Sacco and his four fellow commissioners on Friday filed nominating petitions with a robust 10,492 signatures. Yeah, in case you are wondering that is enough to get them on the ballot for the May commission election.
The Sacco team and other supporters stood behind 42 boxes of petitions that were stacked neatly in the township commission chambers. They said that about 1,000 volunteers collected the signatures with a zeal that would have pleased the post office. The mayor said volunteers went door-to-door oblivious to rain, snow and freezing temperatures.
That takes time. Given the fact all five commissioners run separately on the ballot, a volunteer needed to get each voter to sign five individual petitions.
Anthony Vainieri, a Hudson County freeholder and Sacco backer, said such support is easy to understand. He said that the township is the safest in Hudson County and that the Sacco team is building schools and parks. He added that the DPW is “second to none.”
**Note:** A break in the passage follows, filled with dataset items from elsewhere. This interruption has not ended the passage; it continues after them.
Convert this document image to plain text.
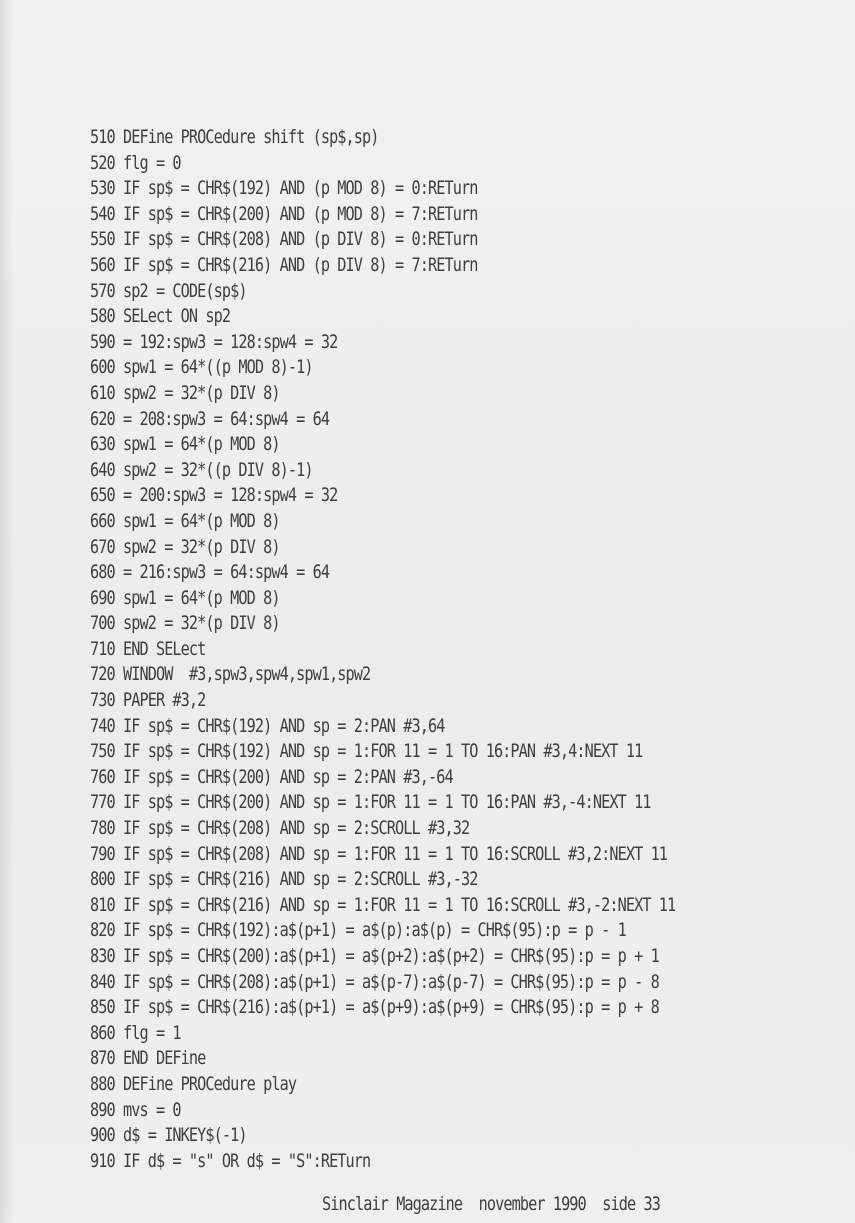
510 DEFine PROCedure shift (sp$,sp)
520 flg = 0
530 IF sp$ = CHR$(192) AND (p MOD 8) = 0:RETurn
540 IF sp$ = CHR$(200) AND (p MOD 8) = 7:RETurn
550 IF sp$ = CHR$(208) AND (p DIV 8) = 0:RETurn
560 IF sp$ = CHR$(216) AND (p DIV 8) = 7:RETurn
570 sp2 = CODE(sp$)
580 SELect ON sp2
590 = 192:spw3 = 128:spw4 = 32
600 spw1 = 64*((p MOD 8)-1)
610 spw2 = 32*(p DIV 8)
620 = 208:spw3 = 64:spw4 = 64
630 spw1 = 64*(p MOD 8)
640 spw2 = 32*((p DIV 8)-1)
650 = 200:spw3 = 128:spw4 = 32
660 spw1 = 64*(p MOD 8)
670 spw2 = 32*(p DIV 8)
680 = 216:spw3 = 64:spw4 = 64
690 spw1 = 64*(p MOD 8)
700 spw2 = 32*(p DIV 8)
710 END SELect
720 WINDOW  #3,spw3,spw4,spw1,spw2
730 PAPER #3,2
740 IF sp$ = CHR$(192) AND sp = 2:PAN #3,64
750 IF sp$ = CHR$(192) AND sp = 1:FOR 11 = 1 TO 16:PAN #3,4:NEXT 11
760 IF sp$ = CHR$(200) AND sp = 2:PAN #3,-64
770 IF sp$ = CHR$(200) AND sp = 1:FOR 11 = 1 TO 16:PAN #3,-4:NEXT 11
780 IF sp$ = CHR$(208) AND sp = 2:SCROLL #3,32
790 IF sp$ = CHR$(208) AND sp = 1:FOR 11 = 1 TO 16:SCROLL #3,2:NEXT 11
800 IF sp$ = CHR$(216) AND sp = 2:SCROLL #3,-32
810 IF sp$ = CHR$(216) AND sp = 1:FOR 11 = 1 TO 16:SCROLL #3,-2:NEXT 11
820 IF sp$ = CHR$(192):a$(p+1) = a$(p):a$(p) = CHR$(95):p = p - 1
830 IF sp$ = CHR$(200):a$(p+1) = a$(p+2):a$(p+2) = CHR$(95):p = p + 1
840 IF sp$ = CHR$(208):a$(p+1) = a$(p-7):a$(p-7) = CHR$(95):p = p - 8
850 IF sp$ = CHR$(216):a$(p+1) = a$(p+9):a$(p+9) = CHR$(95):p = p + 8
860 flg = 1
870 END DEFine
880 DEFine PROCedure play
890 mvs = 0
900 d$ = INKEY$(-1)
910 IF d$ = "s" OR d$ = "S":RETurn
Sinclair Magazine  november 1990  side 33
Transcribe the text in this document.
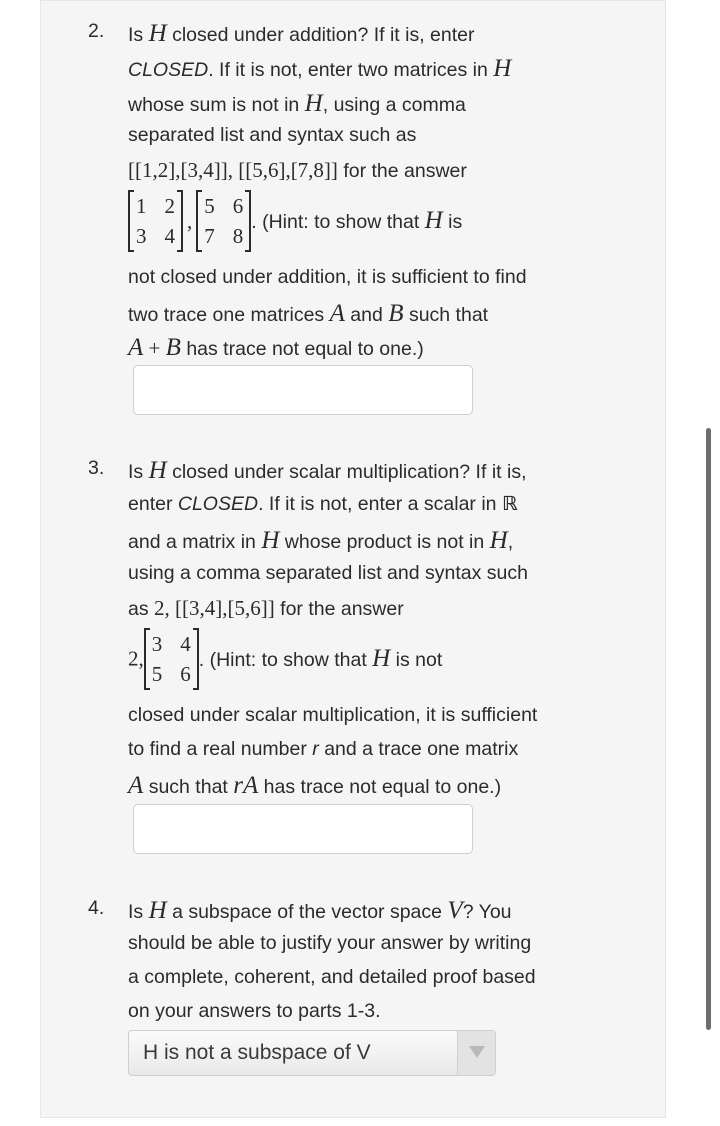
2. Is H closed under addition? If it is, enter
CLOSED. If it is not, enter two matrices in H
whose sum is not in H, using a comma
separated list and syntax such as
[[1,2],[3,4]], [[5,6],[7,8]] for the answer
1 2
3 4
,
5 6
7 8
. (Hint: to show that H is
not closed under addition, it is sufficient to find
two trace one matrices A and B such that
A + B has trace not equal to one.)
3. Is H closed under scalar multiplication? If it is,
enter CLOSED. If it is not, enter a scalar in ℝ
and a matrix in H whose product is not in H,
using a comma separated list and syntax such
as 2, [[3,4],[5,6]] for the answer
2,
3 4
5 6
. (Hint: to show that H is not
closed under scalar multiplication, it is sufficient
to find a real number r and a trace one matrix
A such that rA has trace not equal to one.)
4. Is H a subspace of the vector space V? You
should be able to justify your answer by writing
a complete, coherent, and detailed proof based
on your answers to parts 1-3.
H is not a subspace of V
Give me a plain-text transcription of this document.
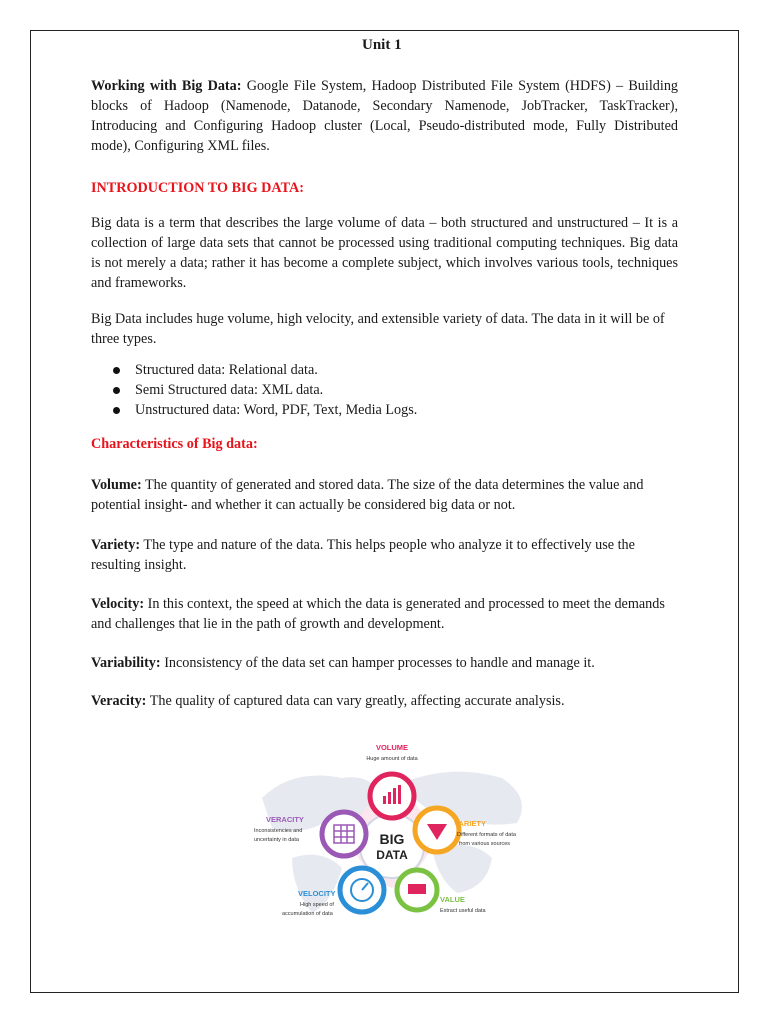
Unit 1

Working with Big Data: Google File System, Hadoop Distributed File System (HDFS) – Building blocks of Hadoop (Namenode, Datanode, Secondary Namenode, JobTracker, TaskTracker), Introducing and Configuring Hadoop cluster (Local, Pseudo-distributed mode, Fully Distributed mode), Configuring XML files.

INTRODUCTION TO BIG DATA:

Big data is a term that describes the large volume of data – both structured and unstructured – It is a collection of large data sets that cannot be processed using traditional computing techniques. Big data is not merely a data; rather it has become a complete subject, which involves various tools, techniques and frameworks.

Big Data includes huge volume, high velocity, and extensible variety of data. The data in it will be of three types.

Structured data: Relational data.
Semi Structured data: XML data.
Unstructured data: Word, PDF, Text, Media Logs.
Characteristics of Big data:

Volume: The quantity of generated and stored data. The size of the data determines the value and potential insight- and whether it can actually be considered big data or not.

Variety: The type and nature of the data. This helps people who analyze it to effectively use the resulting insight.

Velocity: In this context, the speed at which the data is generated and processed to meet the demands and challenges that lie in the path of growth and development.

Variability: Inconsistency of the data set can hamper processes to handle and manage it.

Veracity: The quality of captured data can vary greatly, affecting accurate analysis.

BIG
DATA
VOLUME
Huge amount of data
VARIETY
Different formats of data
from various sources
VALUE
Extract useful data
VELOCITY
High speed of
accumulation of data
VERACITY
Inconsistencies and
uncertainty in data
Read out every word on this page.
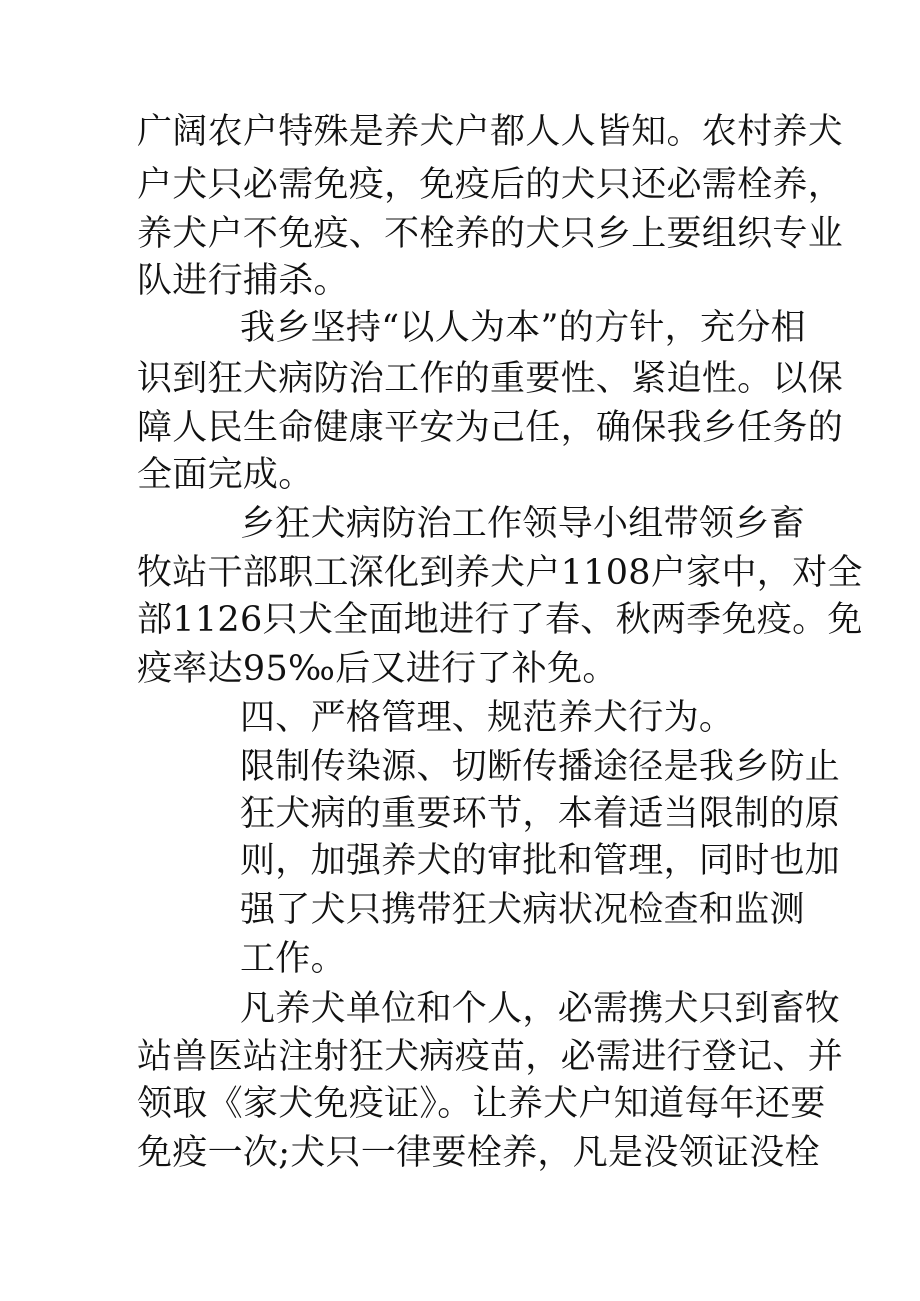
广阔农户特殊是养犬户都人人皆知。农村养犬
户犬只必需免疫，免疫后的犬只还必需栓养，
养犬户不免疫、不栓养的犬只乡上要组织专业
队进行捕杀。
我乡坚持“以人为本”的方针，充分相
识到狂犬病防治工作的重要性、紧迫性。以保
障人民生命健康平安为己任，确保我乡任务的
全面完成。
乡狂犬病防治工作领导小组带领乡畜
牧站干部职工深化到养犬户1108户家中，对全
部1126只犬全面地进行了春、秋两季免疫。免
疫率达95‰后又进行了补免。
四、严格管理、规范养犬行为。
限制传染源、切断传播途径是我乡防止
狂犬病的重要环节，本着适当限制的原
则，加强养犬的审批和管理，同时也加
强了犬只携带狂犬病状况检查和监测
工作。
凡养犬单位和个人，必需携犬只到畜牧
站兽医站注射狂犬病疫苗，必需进行登记、并
领取《家犬免疫证》。让养犬户知道每年还要
免疫一次;犬只一律要栓养，凡是没领证没栓
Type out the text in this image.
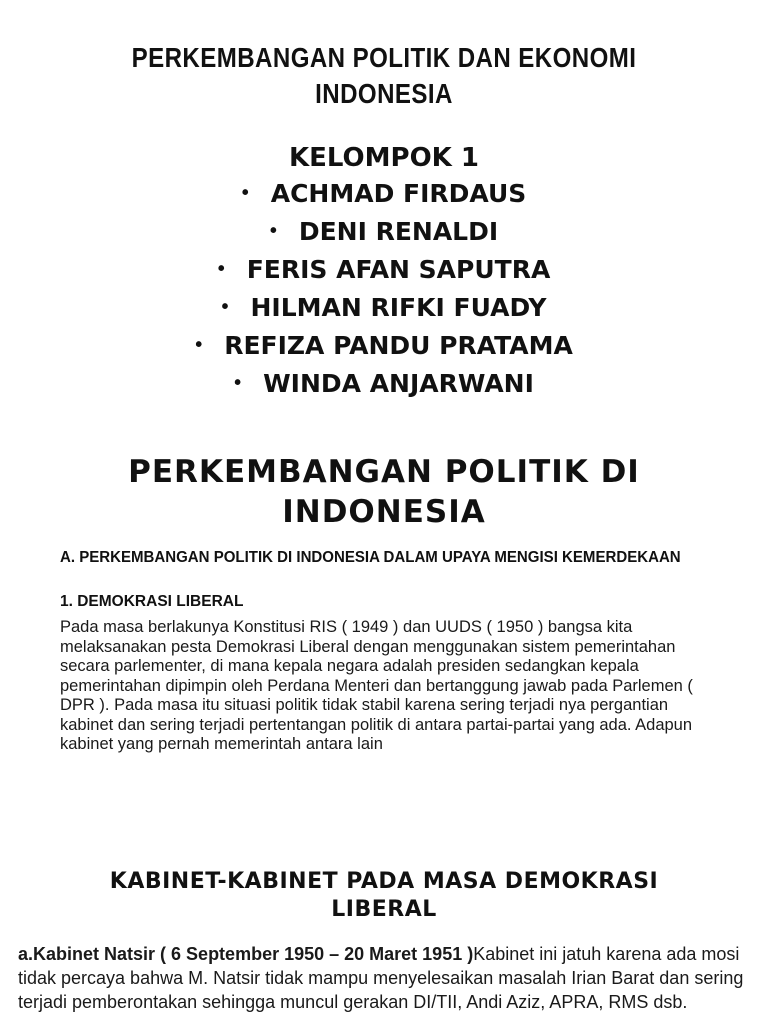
PERKEMBANGAN POLITIK DAN EKONOMI
INDONESIA

KELOMPOK 1

• ACHMAD FIRDAUS
• DENI RENALDI
• FERIS AFAN SAPUTRA
• HILMAN RIFKI FUADY
• REFIZA PANDU PRATAMA
• WINDA ANJARWANI
PERKEMBANGAN POLITIK DI
INDONESIA

A. PERKEMBANGAN POLITIK DI INDONESIA DALAM UPAYA MENGISI KEMERDEKAAN

1. DEMOKRASI LIBERAL

Pada masa berlakunya Konstitusi RIS ( 1949 ) dan UUDS ( 1950 ) bangsa kita melaksanakan pesta Demokrasi Liberal dengan menggunakan sistem pemerintahan secara parlementer, di mana kepala negara adalah presiden sedangkan kepala pemerintahan dipimpin oleh Perdana Menteri dan bertanggung jawab pada Parlemen ( DPR ). Pada masa itu situasi politik tidak stabil karena sering terjadi nya pergantian kabinet dan sering terjadi pertentangan politik di antara partai-partai yang ada. Adapun kabinet yang pernah memerintah antara lain

KABINET-KABINET PADA MASA DEMOKRASI
LIBERAL

a.Kabinet Natsir ( 6 September 1950 – 20 Maret 1951 )Kabinet ini jatuh karena ada mosi tidak percaya bahwa M. Natsir tidak mampu menyelesaikan masalah Irian Barat dan sering terjadi pemberontakan sehingga muncul gerakan DI/TII, Andi Aziz, APRA, RMS dsb.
Sacco, who is also a state Senator, actually went a bit further, saying that township police have been ranked in the top 50 in the country for municipalities the size of North Bergen. The township’s population is roughly 60,000.
Friday’s hoopla notwithstanding, there are some issues here that are bound to pop up in the campaign. Challenging the Sacco team is businessman Larry Wainstein, who was beaten by the mayor four years ago.
Asked if he had any comment about the petition celebration, Wainstein pointed to a local newspaper story reporting that Commissioner Frank Garguilo is still being paid about $280,000 a year as superintendent of the Hudson County School of Technology despite leaving the job last September. That seems to be what Wainstein is referring to when he says on his website that he wants to end Sacco’s “corruption.”
Garguilo, who old-time Hudson County sports fans remember as a successful football coach at St, Joseph’s High School in nearby West New York, said that the payment was negotiated and approved by the school’s board when he stopped working. Garguilo is technically on sabbatical and the payment reportedly continues to August.
Sacco also defended the arrangement, saying, “It isn’t something that Frank Garguilo invented.”
The mayor was probably more right than he thought. So-called terminal leave agreements – in which a public employee stops working, but remains on the payroll for a few months (sometimes because of outstanding sick and vacation time) are common in New Jersey.
Another issue bound to pop up in the campaign are recent NBC-TV stories alleging that Sacco and other political leaders have numerous relatives on the public payroll.
Patronage of this type is also common across the state. But one difference is that such population centers as North Bergen and Hudson County have a large government apparatus, and consequently many. more jobs to fill than other locales.
Sacco said he was unconcerned about the NBC reports,
“You can say certain things about us, but the people know,” the mayor said. That seemed an obvious reference to the many good things Sacco says are happening in North Bergen.